Ottonova unterliegt vor dem BGH

Martin Thaler Versicherungen

Spätestens seit Corona hat das Thema Fernbehandlungen deutlich an Bedeutung gewonnen. Dennoch gilt es bei der Bewerbung entsprechender Angebote bestimmte Regeln zu befolgen.

Fernbehandlung Bild: picture alliance/Jochen Tack

Eine pauschale Bewerbung von Fernbehandlungsangeboten ist aus Sicht des BGH weiterhin nicht zulässig. Bild: picture alliance/Jochen Tack

Der private Krankenversicherer Ottonova hat im Streit um seine Werbung für ärztliche Fernbehandlung eine Niederlage vor dem Bundesgerichtshof erlitten (Az:  I ZR 146/20). Die BGH-Richter des ersten Senats sahen in der von Ottonova betriebenen Werbung für ihr Telemedizin-Angebot einen Verstoß gegen Paragraph 9 des Heilmittelwerbegesetzes (HWG) und gaben somit dem Ansinnen der Wettbewerbszentrale, die auf Unterlassung geklagt hatte, Recht.  

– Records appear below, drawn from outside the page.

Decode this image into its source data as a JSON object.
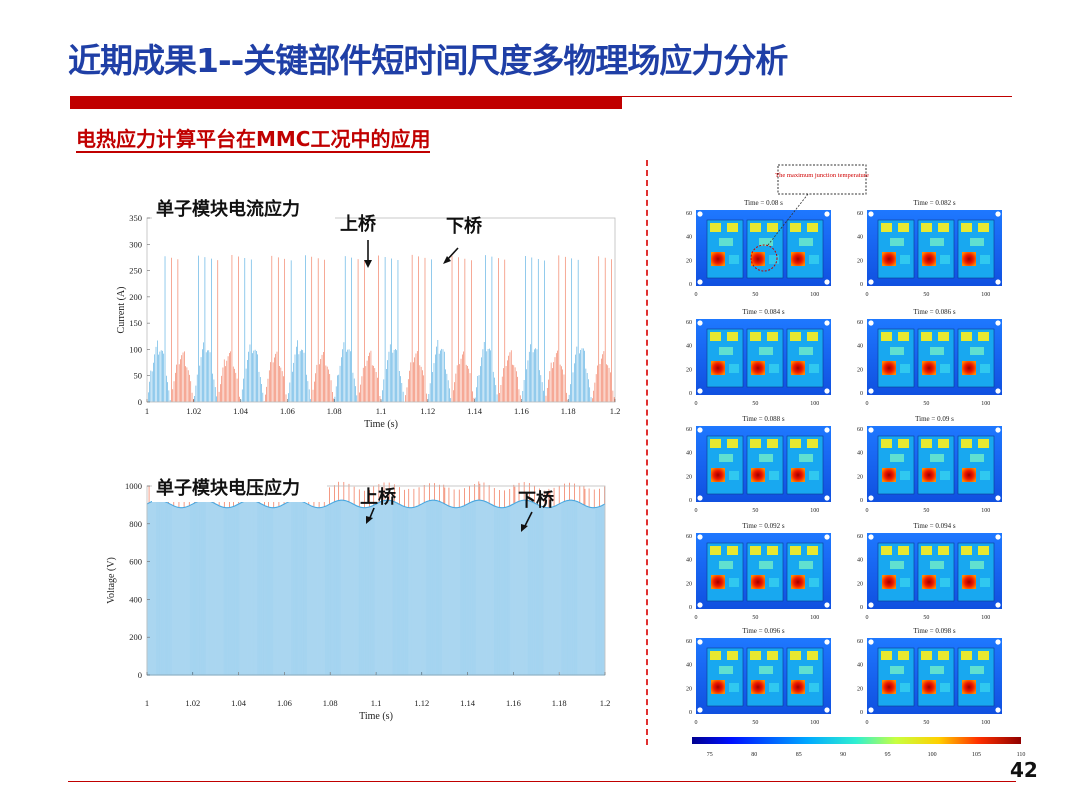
{
  "slide": {
    "title": "近期成果1--关键部件短时间尺度多物理场应力分析",
    "subtitle": "电热应力计算平台在MMC工况中的应用",
    "page_number": "42"
  },
  "colors": {
    "title": "#1f3fa6",
    "accent_red": "#c00000",
    "upper_bridge": "#f07050",
    "lower_bridge": "#4aa8e0"
  },
  "chart_data": [
    {
      "type": "line",
      "title": "单子模块电流应力",
      "xlabel": "Time (s)",
      "ylabel": "Current (A)",
      "xlim": [
        1,
        1.2
      ],
      "ylim": [
        0,
        350
      ],
      "xticks": [
        "1",
        "1.02",
        "1.04",
        "1.06",
        "1.08",
        "1.1",
        "1.12",
        "1.14",
        "1.16",
        "1.18",
        "1.2"
      ],
      "yticks": [
        "0",
        "50",
        "100",
        "150",
        "200",
        "250",
        "300",
        "350"
      ],
      "annotations": [
        "上桥",
        "下桥"
      ],
      "grid": false,
      "series": [
        {
          "color": "#f07050",
          "description": "switching current pulses up to about 260 A with half-wave envelope near 100 A"
        },
        {
          "color": "#4aa8e0",
          "description": "switching current pulses up to about 280 A with half-wave envelope near 120 A"
        }
      ]
    },
    {
      "type": "line",
      "title": "单子模块电压应力",
      "xlabel": "Time (s)",
      "ylabel": "Voltage (V)",
      "xlim": [
        1,
        1.2
      ],
      "ylim": [
        0,
        1000
      ],
      "xticks": [
        "1",
        "1.02",
        "1.04",
        "1.06",
        "1.08",
        "1.1",
        "1.12",
        "1.14",
        "1.16",
        "1.18",
        "1.2"
      ],
      "yticks": [
        "0",
        "200",
        "400",
        "600",
        "800",
        "1000"
      ],
      "annotations": [
        "上桥",
        "下桥"
      ],
      "grid": false,
      "series": [
        {
          "color": "#4aa8e0",
          "description": "switching voltage 0 or about 900 V with capacitor ripple about ±20 V"
        },
        {
          "color": "#f07050",
          "description": "switching voltage spikes to about 1000 V"
        }
      ]
    },
    {
      "type": "heatmap",
      "callout": "The maximum junction temperature",
      "panels": [
        "Time = 0.08 s",
        "Time = 0.082 s",
        "Time = 0.084 s",
        "Time = 0.086 s",
        "Time = 0.088 s",
        "Time = 0.09 s",
        "Time = 0.092 s",
        "Time = 0.094 s",
        "Time = 0.096 s",
        "Time = 0.098 s"
      ],
      "x_ticks": [
        "0",
        "50",
        "100"
      ],
      "y_ticks": [
        "0",
        "20",
        "40",
        "60"
      ],
      "colorbar_ticks": [
        "75",
        "80",
        "85",
        "90",
        "95",
        "100",
        "105",
        "110"
      ],
      "colorbar_range": [
        73,
        110
      ]
    }
  ]
}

„Bleib einfach im Bett, wenn Du zum Arzt gehst“ – unter anderem dieser Werbe-Claim des Unternehmens sorgte damals für Missfallen bei der Wettbewerbszentrale. Schließlich war damals in Deutschland geregelt, dass Patienten Rezepte und Krankschreibungen nur dann vom Arzt erhalten konnten, wenn sie zuvor bei ihm in der Praxis vorstellig wurden. Ausnahmen von dieser Regel sah Paragraph 9 HWG lange Zeit nicht vor – mittlerweile wurde der entsprechende Paragraph jedoch reformiert. Seitdem sind Fernbehandlungen erlaubt, „wenn nach allgemein anerkannten fachlichen Standards ein persönlicher ärztlicher Kontakt mit dem zu behandelnden Menschen nicht erforderlich ist“.  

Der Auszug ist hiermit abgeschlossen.